Аннушка охотно вложила свою пухленькую руку в широченную лапу Елизара Елизаровича и взвизгнула, когда он легонько стиснул ее в знак состоявшейся сделки.
– Гляди, Анна, со мной не шути. Ежели с сегодняшней ночи ты хоть пальцем позволишь к себе дотронуться слюнявому Кешке, жди – смерть будет.
– Как же…
– Што-о? Или ты руку не дала? Помни: медведь шутить не умеет.
Аннушка струхнула:
– Господи, господи! Так все сразу. Голова кругом. Как же мне быть-то, милый? А?
– Приедет Иннокентий, и объявишь ему, что уходишь на свою линию жизни. Двадцать тысяч получишь от меня под вексель.
– Под вексель? Я же…
– Молчи! Под вексель, сказано. На двадцать тысяч три таких заведения можешь открыть. Знай поворачивайся. Ну, а ежли хвост мне покажешь, я из тебя весь дух вытряхну.
– Ой, медведь, медведь! Милый медведь. Если бы это исполнилось, да я бы…
– Мое слово – камень. А теперь говори, куда девался клад асмодея? – И кивнул на дверь в комнату стариков.
– Не было клада. Не было. Позор один. Весной, помните, старичок чуть не помер? Вот тогда все открылось.
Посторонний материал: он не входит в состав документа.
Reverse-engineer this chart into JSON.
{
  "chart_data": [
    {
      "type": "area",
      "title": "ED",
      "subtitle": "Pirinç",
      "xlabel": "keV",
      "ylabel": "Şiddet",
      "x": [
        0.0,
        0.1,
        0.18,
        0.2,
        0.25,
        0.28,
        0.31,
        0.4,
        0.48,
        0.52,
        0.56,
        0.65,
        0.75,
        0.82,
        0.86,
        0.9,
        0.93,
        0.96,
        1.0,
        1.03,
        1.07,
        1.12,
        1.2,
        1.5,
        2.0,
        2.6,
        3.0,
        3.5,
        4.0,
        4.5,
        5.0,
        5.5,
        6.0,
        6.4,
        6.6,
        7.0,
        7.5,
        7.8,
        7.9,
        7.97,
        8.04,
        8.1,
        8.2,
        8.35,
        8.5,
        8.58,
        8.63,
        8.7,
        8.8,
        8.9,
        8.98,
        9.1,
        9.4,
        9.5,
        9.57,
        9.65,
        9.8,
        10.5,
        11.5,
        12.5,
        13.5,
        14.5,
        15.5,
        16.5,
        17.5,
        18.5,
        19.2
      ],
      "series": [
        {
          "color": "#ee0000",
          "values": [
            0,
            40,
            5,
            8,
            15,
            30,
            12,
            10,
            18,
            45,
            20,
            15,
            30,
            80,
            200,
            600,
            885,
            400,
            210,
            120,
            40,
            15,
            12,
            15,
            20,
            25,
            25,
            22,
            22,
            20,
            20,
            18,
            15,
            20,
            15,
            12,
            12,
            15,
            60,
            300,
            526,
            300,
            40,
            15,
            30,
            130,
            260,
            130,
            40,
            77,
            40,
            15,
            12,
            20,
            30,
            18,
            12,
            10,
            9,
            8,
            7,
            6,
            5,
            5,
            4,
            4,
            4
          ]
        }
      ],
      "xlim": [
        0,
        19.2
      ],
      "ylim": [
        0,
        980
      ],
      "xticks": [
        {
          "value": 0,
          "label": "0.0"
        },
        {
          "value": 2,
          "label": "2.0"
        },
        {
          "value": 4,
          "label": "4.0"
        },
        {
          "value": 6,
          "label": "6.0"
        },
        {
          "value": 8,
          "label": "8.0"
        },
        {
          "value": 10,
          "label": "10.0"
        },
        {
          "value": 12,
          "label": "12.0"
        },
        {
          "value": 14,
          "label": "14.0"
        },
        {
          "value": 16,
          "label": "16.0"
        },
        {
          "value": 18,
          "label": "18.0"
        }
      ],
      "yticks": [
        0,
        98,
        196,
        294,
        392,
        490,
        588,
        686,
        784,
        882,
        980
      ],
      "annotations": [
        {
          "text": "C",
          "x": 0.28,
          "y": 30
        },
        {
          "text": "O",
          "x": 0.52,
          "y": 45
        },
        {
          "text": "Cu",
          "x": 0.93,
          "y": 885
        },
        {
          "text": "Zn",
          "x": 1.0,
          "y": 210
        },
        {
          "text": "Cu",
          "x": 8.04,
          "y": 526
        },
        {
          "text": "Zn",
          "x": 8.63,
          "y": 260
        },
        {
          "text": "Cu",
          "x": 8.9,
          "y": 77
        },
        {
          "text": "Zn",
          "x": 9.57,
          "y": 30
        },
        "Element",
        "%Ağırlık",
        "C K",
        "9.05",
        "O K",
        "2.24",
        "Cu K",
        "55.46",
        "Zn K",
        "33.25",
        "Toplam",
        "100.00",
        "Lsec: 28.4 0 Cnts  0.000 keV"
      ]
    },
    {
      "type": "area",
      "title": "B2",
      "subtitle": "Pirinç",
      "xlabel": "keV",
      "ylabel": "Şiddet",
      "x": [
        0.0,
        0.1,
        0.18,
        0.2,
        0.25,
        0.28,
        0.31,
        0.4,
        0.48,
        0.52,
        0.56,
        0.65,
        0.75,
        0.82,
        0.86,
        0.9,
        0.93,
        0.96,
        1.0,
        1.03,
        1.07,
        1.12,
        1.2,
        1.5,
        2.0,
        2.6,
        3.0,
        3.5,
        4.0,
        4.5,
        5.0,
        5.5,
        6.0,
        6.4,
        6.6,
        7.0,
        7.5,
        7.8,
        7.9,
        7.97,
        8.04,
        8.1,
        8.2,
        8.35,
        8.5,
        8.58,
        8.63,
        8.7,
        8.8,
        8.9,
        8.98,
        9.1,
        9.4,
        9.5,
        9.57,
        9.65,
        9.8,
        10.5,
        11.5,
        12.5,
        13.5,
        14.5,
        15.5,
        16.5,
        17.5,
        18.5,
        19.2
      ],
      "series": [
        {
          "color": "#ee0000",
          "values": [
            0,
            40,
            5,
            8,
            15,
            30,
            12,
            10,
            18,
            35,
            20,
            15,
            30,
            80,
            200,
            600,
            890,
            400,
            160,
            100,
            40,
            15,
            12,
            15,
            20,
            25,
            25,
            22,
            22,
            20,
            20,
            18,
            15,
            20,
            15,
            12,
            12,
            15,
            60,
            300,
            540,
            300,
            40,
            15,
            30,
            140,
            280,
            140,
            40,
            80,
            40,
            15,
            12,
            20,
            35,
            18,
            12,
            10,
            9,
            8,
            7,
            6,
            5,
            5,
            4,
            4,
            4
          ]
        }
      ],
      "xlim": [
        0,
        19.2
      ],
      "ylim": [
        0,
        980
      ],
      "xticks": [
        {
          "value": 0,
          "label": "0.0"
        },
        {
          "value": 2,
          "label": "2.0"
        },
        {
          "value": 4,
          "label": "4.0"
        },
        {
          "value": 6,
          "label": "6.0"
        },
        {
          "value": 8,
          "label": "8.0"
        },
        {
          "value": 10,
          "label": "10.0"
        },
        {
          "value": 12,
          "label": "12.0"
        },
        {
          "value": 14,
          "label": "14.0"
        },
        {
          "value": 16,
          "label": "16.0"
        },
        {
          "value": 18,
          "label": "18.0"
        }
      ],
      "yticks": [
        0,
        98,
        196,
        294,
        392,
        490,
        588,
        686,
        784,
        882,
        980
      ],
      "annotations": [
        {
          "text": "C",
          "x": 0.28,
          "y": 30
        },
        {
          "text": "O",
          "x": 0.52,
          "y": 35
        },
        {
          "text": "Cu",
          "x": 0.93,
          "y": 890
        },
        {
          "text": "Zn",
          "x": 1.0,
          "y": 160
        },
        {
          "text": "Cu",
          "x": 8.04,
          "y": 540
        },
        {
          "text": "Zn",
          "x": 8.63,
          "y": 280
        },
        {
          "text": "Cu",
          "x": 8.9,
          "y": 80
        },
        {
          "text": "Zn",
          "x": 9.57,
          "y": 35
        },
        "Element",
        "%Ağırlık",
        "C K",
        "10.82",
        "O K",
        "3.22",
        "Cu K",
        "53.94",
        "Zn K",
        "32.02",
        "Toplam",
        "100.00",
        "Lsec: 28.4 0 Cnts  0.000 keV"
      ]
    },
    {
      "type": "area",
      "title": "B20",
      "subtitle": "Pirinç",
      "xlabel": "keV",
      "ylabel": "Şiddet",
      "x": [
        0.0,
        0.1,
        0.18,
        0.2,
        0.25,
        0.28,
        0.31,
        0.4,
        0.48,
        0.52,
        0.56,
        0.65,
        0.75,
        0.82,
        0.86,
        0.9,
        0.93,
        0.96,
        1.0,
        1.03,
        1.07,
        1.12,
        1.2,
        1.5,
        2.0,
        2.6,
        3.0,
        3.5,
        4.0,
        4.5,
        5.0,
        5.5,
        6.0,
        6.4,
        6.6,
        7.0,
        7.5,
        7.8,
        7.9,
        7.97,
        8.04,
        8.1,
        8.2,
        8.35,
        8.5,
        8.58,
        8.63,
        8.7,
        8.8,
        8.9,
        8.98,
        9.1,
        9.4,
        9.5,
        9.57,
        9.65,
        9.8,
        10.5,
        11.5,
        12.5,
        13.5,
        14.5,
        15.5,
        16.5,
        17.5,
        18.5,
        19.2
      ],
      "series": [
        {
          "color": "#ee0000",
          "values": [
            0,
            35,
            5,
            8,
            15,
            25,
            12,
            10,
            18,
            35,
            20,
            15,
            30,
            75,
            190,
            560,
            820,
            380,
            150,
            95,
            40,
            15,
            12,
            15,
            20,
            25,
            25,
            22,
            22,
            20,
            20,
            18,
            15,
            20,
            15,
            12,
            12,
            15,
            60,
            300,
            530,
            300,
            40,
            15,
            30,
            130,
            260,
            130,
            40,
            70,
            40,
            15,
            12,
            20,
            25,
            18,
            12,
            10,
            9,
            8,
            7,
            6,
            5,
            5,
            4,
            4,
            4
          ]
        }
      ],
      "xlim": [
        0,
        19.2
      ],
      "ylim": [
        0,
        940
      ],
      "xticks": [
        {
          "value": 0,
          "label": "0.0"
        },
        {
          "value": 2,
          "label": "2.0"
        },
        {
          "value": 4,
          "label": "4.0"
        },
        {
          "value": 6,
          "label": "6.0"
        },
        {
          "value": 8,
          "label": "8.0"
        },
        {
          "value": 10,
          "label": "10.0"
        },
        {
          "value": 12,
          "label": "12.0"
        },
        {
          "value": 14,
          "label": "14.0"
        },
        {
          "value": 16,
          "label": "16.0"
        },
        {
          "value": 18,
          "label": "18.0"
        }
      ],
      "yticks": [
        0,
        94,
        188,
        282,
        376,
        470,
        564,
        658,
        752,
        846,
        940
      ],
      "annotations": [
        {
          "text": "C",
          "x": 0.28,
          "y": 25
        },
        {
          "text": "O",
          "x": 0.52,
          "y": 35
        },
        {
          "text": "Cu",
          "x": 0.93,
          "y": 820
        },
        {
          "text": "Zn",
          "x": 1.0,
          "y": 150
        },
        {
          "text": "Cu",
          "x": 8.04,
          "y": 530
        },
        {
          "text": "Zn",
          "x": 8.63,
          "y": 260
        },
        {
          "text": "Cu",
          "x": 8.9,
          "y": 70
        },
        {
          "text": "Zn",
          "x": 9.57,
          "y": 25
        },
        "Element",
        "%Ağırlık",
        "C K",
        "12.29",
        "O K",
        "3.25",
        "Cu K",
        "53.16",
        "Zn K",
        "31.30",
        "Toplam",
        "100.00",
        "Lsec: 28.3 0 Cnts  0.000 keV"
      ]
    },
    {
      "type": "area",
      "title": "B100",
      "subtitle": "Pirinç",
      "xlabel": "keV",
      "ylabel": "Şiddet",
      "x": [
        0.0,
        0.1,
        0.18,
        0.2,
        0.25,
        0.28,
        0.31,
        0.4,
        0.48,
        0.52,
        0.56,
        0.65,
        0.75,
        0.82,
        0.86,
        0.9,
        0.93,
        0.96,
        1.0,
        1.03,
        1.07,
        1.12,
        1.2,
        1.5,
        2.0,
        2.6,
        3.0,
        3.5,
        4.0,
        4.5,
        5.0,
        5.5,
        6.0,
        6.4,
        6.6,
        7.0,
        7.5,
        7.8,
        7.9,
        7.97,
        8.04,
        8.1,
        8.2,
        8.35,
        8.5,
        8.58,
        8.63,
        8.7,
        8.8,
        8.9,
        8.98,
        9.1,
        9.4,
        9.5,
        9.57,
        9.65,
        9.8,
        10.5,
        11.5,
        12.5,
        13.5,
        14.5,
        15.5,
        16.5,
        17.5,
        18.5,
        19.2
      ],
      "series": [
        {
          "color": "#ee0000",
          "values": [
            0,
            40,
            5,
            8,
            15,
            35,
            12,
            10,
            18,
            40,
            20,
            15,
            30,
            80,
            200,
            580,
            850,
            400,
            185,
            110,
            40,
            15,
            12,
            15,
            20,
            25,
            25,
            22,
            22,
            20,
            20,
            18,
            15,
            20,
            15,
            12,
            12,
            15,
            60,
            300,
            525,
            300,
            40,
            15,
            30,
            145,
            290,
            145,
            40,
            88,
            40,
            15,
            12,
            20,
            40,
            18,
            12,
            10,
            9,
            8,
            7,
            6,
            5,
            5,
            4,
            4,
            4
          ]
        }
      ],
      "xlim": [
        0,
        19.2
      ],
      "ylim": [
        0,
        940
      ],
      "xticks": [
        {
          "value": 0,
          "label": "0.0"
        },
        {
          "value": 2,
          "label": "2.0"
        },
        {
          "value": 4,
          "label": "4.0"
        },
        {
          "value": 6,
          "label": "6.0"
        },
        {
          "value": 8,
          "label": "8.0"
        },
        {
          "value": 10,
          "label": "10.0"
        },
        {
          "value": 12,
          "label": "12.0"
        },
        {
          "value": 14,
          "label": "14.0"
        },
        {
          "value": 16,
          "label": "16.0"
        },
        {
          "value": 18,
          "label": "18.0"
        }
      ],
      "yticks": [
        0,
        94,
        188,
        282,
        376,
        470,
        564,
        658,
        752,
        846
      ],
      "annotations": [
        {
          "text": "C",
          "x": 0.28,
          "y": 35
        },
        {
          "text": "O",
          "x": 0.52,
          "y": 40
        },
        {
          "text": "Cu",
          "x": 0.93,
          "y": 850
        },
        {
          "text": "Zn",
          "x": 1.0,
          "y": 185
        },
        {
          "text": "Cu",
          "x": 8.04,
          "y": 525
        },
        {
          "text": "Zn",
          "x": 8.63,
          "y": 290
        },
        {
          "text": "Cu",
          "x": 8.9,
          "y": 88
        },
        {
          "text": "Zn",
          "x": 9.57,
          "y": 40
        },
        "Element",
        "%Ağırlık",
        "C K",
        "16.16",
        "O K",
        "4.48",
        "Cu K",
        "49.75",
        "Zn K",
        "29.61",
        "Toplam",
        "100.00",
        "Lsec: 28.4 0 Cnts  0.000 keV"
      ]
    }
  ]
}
Священника позвали, причастился, а потом сказал Кешке, что деньги ушли на погашение векселей Иваницкому.
– Псарю?! – вытаращил глаза Елизар Елизарович. – Какие такие векселя?
– Векселя-то Иваницкому достались от Маторшина, промышленника, с которым тайное дело имел свекор.
– Ловко! Ай, как ловко! Ну, ну рассказывай!..
Аннушка что-то щебетала про какие-то косвенные, прямые и разные всякие позорные векселя Пашина, выданные обанкротившемуся золотопромышленнику, и как ловко Иваницкий собрал все векселя и прихлопнул ими слабохарактерного Пашина, который и теперь еще проклинает Иваницкого. Елизар Елизарович, довольный, что слюнтяй управляющий остался на бобах, усадил к себе на колени интеллигентную Аннушку, уверенный, что отныне она будет принадлежать только ему.